We were one of the first Bengali immigrant families to settle in the San Francisco Bay Area. On puja days, we'd drive for miles to share a feast in a high school gym somewhere that was festooned with Indian decorations and smelled like a strange combination of sweaty socks and turmeric, coriander, cinnamon, and garlic. I didn't know the other Bengali kids as we only saw each other once or twice a year and none of us really wanted to be there. I usually brought a book or two along and read those nights away.
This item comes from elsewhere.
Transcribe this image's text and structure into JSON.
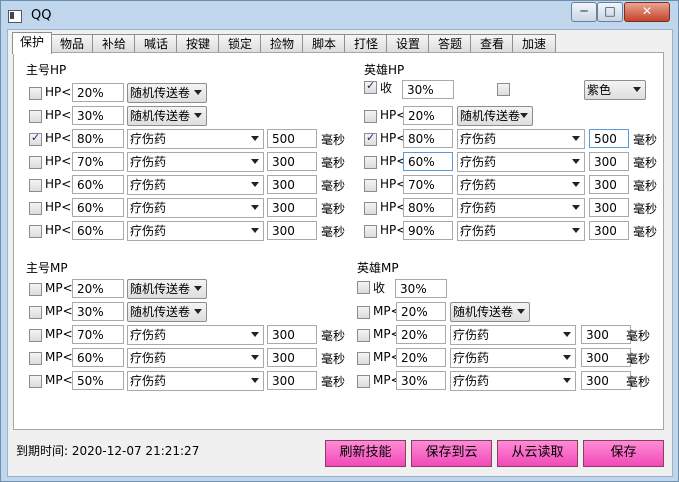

In the neighborhood where we lived, most people celebrated "Christian" festivals like Easter or Christmas, but I didn't understand that they were supposed to be religious events. I thought Christmas was about a fictional fat man in a red suit who brought presents for white kids and Easter about an equally fictional, equally ethnocentric candy-laden rabbit. I didn't discover that Christmas celebrated the birth of Jesus and Easter his death and resurrection until I got to college.
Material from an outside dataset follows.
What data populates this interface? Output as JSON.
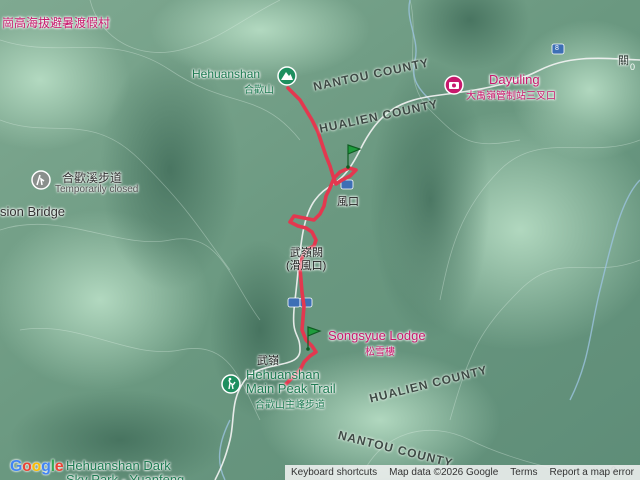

American festival days were simply extra days off school for me and my sisters, and free time off from work for Ma and Baba. The five of us slept in, played tennis, and ate lamb curry, but it wasn't the same. Kids at school would return and compare presents, festivities, traditions, and I'd listen and count the days until the decorations came down. I usually checked out several books from the library and read the holidays away.

I believe that's one of the reasons why immigrants cluster in new neighborhoods with people from their countries of origin. Something about festivals requires the context of community, or even better, a crowd; a nuclear family doesn't feel like enough of a venue for an authentic celebration. Fringe-dwelling kids today who are the only immigrants in their communities still watch from the sidelines, and return to post-holiday days feeling out of step. It's one of those times in a kid's life when the power of story can help alleviate the loneliness on the margin. "Been there, done that," the writer says. Ah! Then I'm not the only one, the reader realizes and, hopefully, is comforted.